As cloud storage becomes more common, data security is an increasing concern
High Risk Vulnerabilities within the DoD from Coldfusion, Dotnet Nuke, Oracle, and more
http://ift.tt/2DD4VUi
Submitted January 26, 2018 at 12:18AM by alyssathegryphon
via reddit http://ift.tt/2Gh43m0
http://ift.tt/2DD4VUi
Submitted January 26, 2018 at 12:18AM by alyssathegryphon
via reddit http://ift.tt/2Gh43m0
Medium
High Risk Vulnerabilities within the DoD from Coldfusion, Dotnet Nuke, Oracle, and more
Introduction
Exploiting Electron RCE in Exodus wallet
http://ift.tt/2nd2FrN
Submitted January 26, 2018 at 02:09AM by JE_SHORT
via reddit http://ift.tt/2GjZwPB
http://ift.tt/2nd2FrN
Submitted January 26, 2018 at 02:09AM by JE_SHORT
via reddit http://ift.tt/2GjZwPB
Medium
Exploiting Electron RCE in Exodus wallet
While browsing Twitter I’ve noticed ElectronJS remote code execution vulnerability in protocol handler. That sounds severe. As stated in…

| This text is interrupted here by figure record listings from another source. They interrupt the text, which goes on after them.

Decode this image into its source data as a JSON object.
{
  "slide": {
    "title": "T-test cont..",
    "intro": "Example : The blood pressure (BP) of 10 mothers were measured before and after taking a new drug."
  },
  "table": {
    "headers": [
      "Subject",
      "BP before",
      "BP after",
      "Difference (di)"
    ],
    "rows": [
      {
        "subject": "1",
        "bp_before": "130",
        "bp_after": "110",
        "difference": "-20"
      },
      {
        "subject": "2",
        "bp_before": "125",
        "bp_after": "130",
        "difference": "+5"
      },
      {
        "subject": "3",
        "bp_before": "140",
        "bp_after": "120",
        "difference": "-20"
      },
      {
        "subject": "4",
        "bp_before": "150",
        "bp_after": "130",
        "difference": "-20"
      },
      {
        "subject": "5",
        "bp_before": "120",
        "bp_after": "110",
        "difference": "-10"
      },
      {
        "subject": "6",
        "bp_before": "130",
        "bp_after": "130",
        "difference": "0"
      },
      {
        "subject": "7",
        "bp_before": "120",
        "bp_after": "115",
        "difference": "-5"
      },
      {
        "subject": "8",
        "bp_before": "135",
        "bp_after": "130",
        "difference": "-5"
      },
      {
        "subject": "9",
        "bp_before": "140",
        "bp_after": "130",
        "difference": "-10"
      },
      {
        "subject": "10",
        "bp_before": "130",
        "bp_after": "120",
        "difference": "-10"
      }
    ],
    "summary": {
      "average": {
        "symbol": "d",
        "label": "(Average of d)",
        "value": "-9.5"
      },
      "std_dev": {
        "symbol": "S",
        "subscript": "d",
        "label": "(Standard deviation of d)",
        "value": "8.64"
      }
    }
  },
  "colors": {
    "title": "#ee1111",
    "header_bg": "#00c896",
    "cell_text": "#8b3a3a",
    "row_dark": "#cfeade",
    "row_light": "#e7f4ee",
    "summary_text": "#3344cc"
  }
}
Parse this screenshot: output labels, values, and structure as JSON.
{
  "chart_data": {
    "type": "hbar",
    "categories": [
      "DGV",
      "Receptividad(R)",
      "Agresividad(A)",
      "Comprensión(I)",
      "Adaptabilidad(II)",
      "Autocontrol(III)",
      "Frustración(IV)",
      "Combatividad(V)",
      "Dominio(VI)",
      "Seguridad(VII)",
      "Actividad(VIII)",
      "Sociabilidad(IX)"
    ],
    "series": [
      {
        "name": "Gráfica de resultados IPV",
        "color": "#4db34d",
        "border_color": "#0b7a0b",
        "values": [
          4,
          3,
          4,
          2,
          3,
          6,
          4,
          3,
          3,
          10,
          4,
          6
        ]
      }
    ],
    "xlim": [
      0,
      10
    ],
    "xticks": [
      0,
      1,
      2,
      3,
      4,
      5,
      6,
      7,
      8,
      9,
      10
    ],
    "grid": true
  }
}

10 Solid Tips to Increase and optimize IIS Performance for 2018. Covers ASP.Net, WordPress,ColdFusion And SharePoint
http://ift.tt/2DMgoQt
Submitted January 26, 2018 at 01:44AM by BitsAndScrews
via reddit http://ift.tt/2FhYItp
http://ift.tt/2DMgoQt
Submitted January 26, 2018 at 01:44AM by BitsAndScrews
via reddit http://ift.tt/2FhYItp
Bits & Screws Tech Community
10 Solid Tips to Increase and optimize IIS Performance for 2018. Covers ASP.Net, WordPress,ColdFusion And SharePoint | Bits & Screws…
Here are 10 solid performance optimization tips to speed up IIS web sites Internet Information Service. IIS Version 5.1 to IIS Version 10
Microsoft releases updated VS compiler for Spectre V2. Let the builds begin. GCC backports to v7
http://ift.tt/2DKCVNU
Submitted January 26, 2018 at 02:02AM by kn1ght
via reddit http://ift.tt/2FdFjcX
http://ift.tt/2DKCVNU
Submitted January 26, 2018 at 02:02AM by kn1ght
via reddit http://ift.tt/2FdFjcX
VS.Modern
Visual Studio 2017 15.5 Release Notes
Release notes for the latest features and improvements in Visual Studio 2017. Plan better, code together and ship faster with Visual Studio.